D’où la mise en évidence de ces « microcertificats » par les institutions européennes.

Voilà un marché d’avenir pour tous ceux qui se lanceront dans ces formations à jour des besoins de la société et du monde du travail.

L'évolution rapide des professions et des secteurs signifie que de nombreux diplômes ne correspondent plus aux exigences de compétences du marché du travail et ne peuvent garantir une carrière professionnelle réussie ni même un emploi à temps plein.

A l’inverse, si l’offre et la demande ne se rencontrent pas véritablement, l’obtention de diplômes obsolètes et inutiles peut s’avérer coûteux tant pour les sociétés que pour les individus. Cette évolution ne concerne pas seulement le renouvellement de l’éducation des générations futures : il est primordial d’investir dans la formation continue et la rééducation de la main-d’œuvre existante.

Plus l'inadéquation entre le diplôme nouvellement obtenu et les attentes du marché du travail quant aux compétences pratiques du diplômé est évidente, plus il est probable qu'une personne récemment diplômée souffre d'une sorte de syndrome de l'imposteur. Il s'agit du sentiment qu'après l'obtention de son diplôme, la personne est obligée d'agir comme si elle était un professionnel, alors qu’en réalité, les compétences acquises au cours de ses études ne correspondent pas à celles requises par le poste qu’on lui propose.

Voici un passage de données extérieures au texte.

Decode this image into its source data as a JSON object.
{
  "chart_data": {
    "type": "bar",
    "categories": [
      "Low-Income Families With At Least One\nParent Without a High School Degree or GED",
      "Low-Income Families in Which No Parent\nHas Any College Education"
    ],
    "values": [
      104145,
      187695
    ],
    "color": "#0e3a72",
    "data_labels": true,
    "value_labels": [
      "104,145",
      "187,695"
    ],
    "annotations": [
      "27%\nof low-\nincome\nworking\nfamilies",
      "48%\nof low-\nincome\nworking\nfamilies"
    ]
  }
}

D'un autre côté, les personnes qui n'ont pas les moyens de se permettre ou d'accéder aux programmes d'études traditionnels pourront alors peut-être trouver plus facilement des opportunités d'emploi basées sur leurs qualifications et réalisations pratiques.

Cette tendance, si elle s’accélère, va être le signal d’une diversification obligatoire de nos sources de formations, et une obligation de continuer à se former et à apprendre tout au long de la vie.

Voilà encore de nouveaux métiers et entreprises de formations à inventer ; et des parcours professionnels à construire. Cela vaut pour les plus jeunes comme pour les anciens.

Même si l’éducation des fondamentaux ne disparaîtra pas non plus. Savoir écrire et argumenter seront aussi, par exemple, des compétences à conserver. Et les vertus de l’art des bonnes relations et du travail en équipe seront aussi souvent des « soft skills » à acquérir.

Education et formation : un volet stratégique à ne pas oublier, dans la société et nos entreprises, alors que les diplômes sur les CVs ne pourront sûrement plus suffire.

Et cela ne concerne pas seulement les groupes de niveaux au collège.